Conservationists have said there have been some “huge victories for nature” this year, from the breeding success of spoonbills to the spectacular comeback of Britain’s largest spider.
Other gains for nature in 2024 include the closure of the sandeel fishery, which has given a “lifeline” to seabirds such as puffins, and the saving of one of the world’s rarest birds with the help of a species of hornet and international efforts to reverse antelope decline. Kazakhstan, RSPB reported.
The charity is highlighting some of the successes secured in 2024 to show what can be achieved in conservation, while warning of the challenges facing nature.
spoon type
With climate change, habitat loss and development taking a toll on wildlife, and with just five years left to meet legal conservation targets, the RSPB is calling on the UK Government to take action to protect species and habitats. It calls for urgent investment in action.

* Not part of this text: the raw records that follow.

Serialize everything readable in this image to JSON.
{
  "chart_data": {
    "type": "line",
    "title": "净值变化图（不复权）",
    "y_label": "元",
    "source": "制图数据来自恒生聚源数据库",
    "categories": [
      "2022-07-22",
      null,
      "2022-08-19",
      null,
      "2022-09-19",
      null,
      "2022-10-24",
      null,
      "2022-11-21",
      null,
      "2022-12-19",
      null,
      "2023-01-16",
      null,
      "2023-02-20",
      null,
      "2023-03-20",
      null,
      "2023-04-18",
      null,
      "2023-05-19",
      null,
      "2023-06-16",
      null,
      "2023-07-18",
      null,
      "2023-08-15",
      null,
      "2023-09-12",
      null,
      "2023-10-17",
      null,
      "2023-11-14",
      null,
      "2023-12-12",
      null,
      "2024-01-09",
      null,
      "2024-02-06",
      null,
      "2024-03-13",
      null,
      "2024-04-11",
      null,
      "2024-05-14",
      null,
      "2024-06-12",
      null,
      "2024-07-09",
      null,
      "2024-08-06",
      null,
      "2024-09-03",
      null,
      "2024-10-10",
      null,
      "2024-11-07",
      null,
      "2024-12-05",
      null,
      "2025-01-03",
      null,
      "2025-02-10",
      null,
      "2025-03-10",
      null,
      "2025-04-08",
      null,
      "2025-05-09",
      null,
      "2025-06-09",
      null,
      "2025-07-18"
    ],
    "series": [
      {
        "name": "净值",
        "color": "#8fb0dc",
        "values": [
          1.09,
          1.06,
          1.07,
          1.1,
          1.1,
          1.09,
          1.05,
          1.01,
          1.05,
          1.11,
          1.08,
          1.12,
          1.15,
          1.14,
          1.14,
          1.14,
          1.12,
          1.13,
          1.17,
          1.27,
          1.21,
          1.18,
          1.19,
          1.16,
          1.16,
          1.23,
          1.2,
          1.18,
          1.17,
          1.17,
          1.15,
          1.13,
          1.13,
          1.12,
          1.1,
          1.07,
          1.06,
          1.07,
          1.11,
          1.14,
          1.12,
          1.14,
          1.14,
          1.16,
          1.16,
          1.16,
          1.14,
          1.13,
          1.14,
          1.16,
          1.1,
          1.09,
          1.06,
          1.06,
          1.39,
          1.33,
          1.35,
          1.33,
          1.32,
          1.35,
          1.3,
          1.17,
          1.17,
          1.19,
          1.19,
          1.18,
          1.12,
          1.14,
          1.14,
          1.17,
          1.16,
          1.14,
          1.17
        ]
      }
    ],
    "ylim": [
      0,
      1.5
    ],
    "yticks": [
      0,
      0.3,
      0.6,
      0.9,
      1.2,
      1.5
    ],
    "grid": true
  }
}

RSPB chief executive Bessie Speights will increase the UK farming budget to encourage farmers to practice more nature-friendly farming, and ensure that energy infrastructure development and housebuilding support nature and take place where it is already thriving. I asked him not to.
The RSPB highlighted some of the successes it has had this year on its reserves and further afield.
This includes the spoonbill, which was driven to extinction in the UK hundreds of years ago due to hunting and wetland drainage, but has increased in numbers in Europe due to conservation efforts to protect its habitat. , the RSPB said.
This wetland bird, with its distinctive spoon-shaped beak, nested for the first time since the 17th century at the RSPB’s Ouse Wash Reserve in East Anglia, and also breeds in numbers on Havergate Island, Suffolk, and Fairburn Ings, West Yorkshire. has increased.
lifeline
Another species making a comeback in the UK is the fenraft spider. It is one of the largest spiders in the UK that hunts prey on the surface of the water and is being helped by the introduction of new sites and the management of grazing wetlands suitable for highly unusual arachnids.
The RSPB said there may now be 3,750 females at Midyale Nature Reserve in the Norfolk Lakes region, where the spiders were first introduced in 2012.
The charity also said it had been campaigning for the closure of the sandeel fishery since 1996, as industrial harvesting of small fish threatened the survival of seabirds such as puffins and kittiwakes, and in January it Fishing operations have been closed in all areas, including the Scottish waters.
But the EU is contesting the British government’s decision over the fish, which is targeted by European vessels for oil and use as feed for livestock and farmed salmon, and conservationists. They have started a campaign to “prevent the hard-earned catches from going back.” victory”.
“The closure of the industrial sandeel fishery is a lifeline for seabird species under pressure, such as puffins and kittiwakes, who rely on sandeel for food,” said Speight.